AA, com os sinais dos autos,

executado na execução para prestação de facto, fundada em decisão judicial condenatória, movida contra si – e contra outro – por BB, também com os sinais dos autos,

arguiu a nulidade da sua citação, mediante requerimento de 13/06/2022, onde concluiu assim:

«Nestes termos e nos melhores de direito (…), invoca-se os termos do artigo 225.º/5 conjugado com o artigo 191 º do CPC, que a citação é nula, uma vez que a mandatária não tem poderes especiais para receber citações, pelo que deverá ser revogado e declarado nulo todo o processado, inclusive no que se possa ter verificado/ocorrido posterior à tentada citação.

Mais se requer que V. Ex.ª se digne mandar citar pessoalmente o executado, para a sua morada já bem identificada pela sua mandatária conforme requerimento junto aos autos.».

Defendeu, para tanto, que:

- o Agente de Execução (doravante, AE) enviou comunicação à mandatária do Executado para citação deste, sendo que dos autos apenas consta procuração forense com poderes gerais, razão pela qual o mesmo Executado não pode ser citado na pessoa da mandatária, com a decorrente nulidade da citação e do processado posterior;

- a arguição de tal nulidade é tempestiva, por ocorrer aquando da primeira intervenção daquele Executado nos autos;

- a mandatária, notificada, indicou a morada do Executado, para realização ali da citação.

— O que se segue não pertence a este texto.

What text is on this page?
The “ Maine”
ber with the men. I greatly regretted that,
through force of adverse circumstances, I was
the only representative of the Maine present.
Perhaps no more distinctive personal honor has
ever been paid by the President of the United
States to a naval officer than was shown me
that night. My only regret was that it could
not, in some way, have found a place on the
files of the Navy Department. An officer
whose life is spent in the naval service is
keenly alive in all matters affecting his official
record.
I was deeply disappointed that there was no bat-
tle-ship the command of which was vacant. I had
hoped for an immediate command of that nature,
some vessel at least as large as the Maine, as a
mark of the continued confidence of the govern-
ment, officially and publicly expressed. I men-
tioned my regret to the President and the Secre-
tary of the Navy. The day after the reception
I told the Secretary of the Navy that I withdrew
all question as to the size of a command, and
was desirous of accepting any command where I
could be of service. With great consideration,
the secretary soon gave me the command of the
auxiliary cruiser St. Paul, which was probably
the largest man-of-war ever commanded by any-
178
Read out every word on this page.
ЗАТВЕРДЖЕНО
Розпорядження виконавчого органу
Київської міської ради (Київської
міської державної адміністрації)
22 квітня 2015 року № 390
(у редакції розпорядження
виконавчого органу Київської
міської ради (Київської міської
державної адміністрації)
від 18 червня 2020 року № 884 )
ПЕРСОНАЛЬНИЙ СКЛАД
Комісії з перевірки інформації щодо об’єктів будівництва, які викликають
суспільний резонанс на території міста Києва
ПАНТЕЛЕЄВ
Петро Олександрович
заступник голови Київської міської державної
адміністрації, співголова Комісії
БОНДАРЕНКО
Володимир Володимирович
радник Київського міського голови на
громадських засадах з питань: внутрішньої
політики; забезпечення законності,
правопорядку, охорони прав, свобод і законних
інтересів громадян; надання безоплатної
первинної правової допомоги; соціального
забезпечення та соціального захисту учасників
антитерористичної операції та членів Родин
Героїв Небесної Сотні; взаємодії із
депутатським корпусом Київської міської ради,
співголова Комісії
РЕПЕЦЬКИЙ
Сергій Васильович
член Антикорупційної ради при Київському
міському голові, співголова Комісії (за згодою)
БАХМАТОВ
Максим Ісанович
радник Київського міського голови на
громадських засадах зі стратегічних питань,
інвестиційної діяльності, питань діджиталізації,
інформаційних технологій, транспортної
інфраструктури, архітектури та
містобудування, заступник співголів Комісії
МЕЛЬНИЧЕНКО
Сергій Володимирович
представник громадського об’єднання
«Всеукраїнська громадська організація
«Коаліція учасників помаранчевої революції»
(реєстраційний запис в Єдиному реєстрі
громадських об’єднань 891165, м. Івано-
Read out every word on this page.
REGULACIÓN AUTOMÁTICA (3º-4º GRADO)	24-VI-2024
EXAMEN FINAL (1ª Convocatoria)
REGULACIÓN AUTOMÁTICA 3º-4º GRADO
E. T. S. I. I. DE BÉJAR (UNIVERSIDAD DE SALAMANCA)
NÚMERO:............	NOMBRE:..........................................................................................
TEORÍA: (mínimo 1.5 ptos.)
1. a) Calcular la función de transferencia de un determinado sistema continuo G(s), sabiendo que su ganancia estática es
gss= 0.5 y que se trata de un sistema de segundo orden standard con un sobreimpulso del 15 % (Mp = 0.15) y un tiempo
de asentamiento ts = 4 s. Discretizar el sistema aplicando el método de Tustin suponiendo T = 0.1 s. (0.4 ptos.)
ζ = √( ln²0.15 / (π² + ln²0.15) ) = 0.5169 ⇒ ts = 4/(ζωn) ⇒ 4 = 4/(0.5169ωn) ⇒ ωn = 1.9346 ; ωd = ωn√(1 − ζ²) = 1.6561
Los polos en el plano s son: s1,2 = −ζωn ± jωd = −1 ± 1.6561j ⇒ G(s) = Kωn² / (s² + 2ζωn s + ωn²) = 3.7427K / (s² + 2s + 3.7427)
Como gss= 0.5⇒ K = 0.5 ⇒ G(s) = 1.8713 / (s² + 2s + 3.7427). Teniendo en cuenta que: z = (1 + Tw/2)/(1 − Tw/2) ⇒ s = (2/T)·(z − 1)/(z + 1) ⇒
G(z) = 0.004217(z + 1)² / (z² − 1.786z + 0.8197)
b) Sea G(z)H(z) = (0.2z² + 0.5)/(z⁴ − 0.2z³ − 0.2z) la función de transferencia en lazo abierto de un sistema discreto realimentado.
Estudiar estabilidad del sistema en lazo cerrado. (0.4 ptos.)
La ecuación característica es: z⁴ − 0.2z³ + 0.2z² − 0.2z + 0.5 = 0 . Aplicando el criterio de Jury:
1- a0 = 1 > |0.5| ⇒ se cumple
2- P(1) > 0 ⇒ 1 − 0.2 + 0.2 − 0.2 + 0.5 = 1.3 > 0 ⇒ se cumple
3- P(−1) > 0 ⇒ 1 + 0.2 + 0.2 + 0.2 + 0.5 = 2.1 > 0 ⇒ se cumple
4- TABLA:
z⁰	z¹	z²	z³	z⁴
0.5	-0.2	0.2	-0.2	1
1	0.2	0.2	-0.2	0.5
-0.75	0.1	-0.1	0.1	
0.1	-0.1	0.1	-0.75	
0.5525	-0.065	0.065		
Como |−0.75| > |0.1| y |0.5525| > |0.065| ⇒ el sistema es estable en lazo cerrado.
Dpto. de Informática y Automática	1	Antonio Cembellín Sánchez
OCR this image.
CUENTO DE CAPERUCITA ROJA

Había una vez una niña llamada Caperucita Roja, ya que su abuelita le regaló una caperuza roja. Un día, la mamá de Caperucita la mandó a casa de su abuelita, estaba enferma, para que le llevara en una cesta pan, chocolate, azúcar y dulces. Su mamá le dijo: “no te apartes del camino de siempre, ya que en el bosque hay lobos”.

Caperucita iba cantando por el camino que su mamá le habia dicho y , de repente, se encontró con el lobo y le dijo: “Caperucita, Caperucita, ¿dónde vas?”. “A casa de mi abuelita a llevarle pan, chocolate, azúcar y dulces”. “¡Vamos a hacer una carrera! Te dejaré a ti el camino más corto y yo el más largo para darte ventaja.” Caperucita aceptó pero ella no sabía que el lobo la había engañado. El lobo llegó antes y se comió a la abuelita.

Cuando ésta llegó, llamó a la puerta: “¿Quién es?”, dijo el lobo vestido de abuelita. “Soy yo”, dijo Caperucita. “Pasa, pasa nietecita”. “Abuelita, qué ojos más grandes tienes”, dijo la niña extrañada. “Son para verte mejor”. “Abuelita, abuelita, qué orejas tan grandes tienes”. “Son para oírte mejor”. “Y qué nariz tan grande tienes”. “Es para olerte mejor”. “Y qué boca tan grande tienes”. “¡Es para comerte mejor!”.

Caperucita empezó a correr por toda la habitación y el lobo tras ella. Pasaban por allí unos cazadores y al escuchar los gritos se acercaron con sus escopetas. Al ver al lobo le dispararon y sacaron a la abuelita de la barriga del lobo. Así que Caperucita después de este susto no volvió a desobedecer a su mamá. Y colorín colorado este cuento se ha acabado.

Respondeu o Exequente, pugnando pela improcedência da arguição de nulidade, para o que argumentou que:

- a citação do Executado foi efetuada nos termos gerais e consta nos autos, resultando do art.º 230.º do NCPCiv. que a citação postal efetuada ao abrigo do art.º 228.º se considera feita no dia em que se mostre assinado o aviso de receção e tem-se por efetuada na própria pessoa do citando, mesmo quando o A/R haja sido assinado por terceiro, presumindo-se, salvo demonstração em contrário, que a carta foi oportunamente entregue ao destinatário;

- o Executado foi também citado através de AE, tendo sido utilizadas as moradas conhecidas do mesmo, ao que acresce que, tratando-se de execução de sentença nos próprios autos, colhe aplicação o disposto no art.º 247.º, n.º 1, do NCPCiv., segundo o qual as notificações às partes em processos pendentes são feitas na pessoa dos seus mandatários judiciais.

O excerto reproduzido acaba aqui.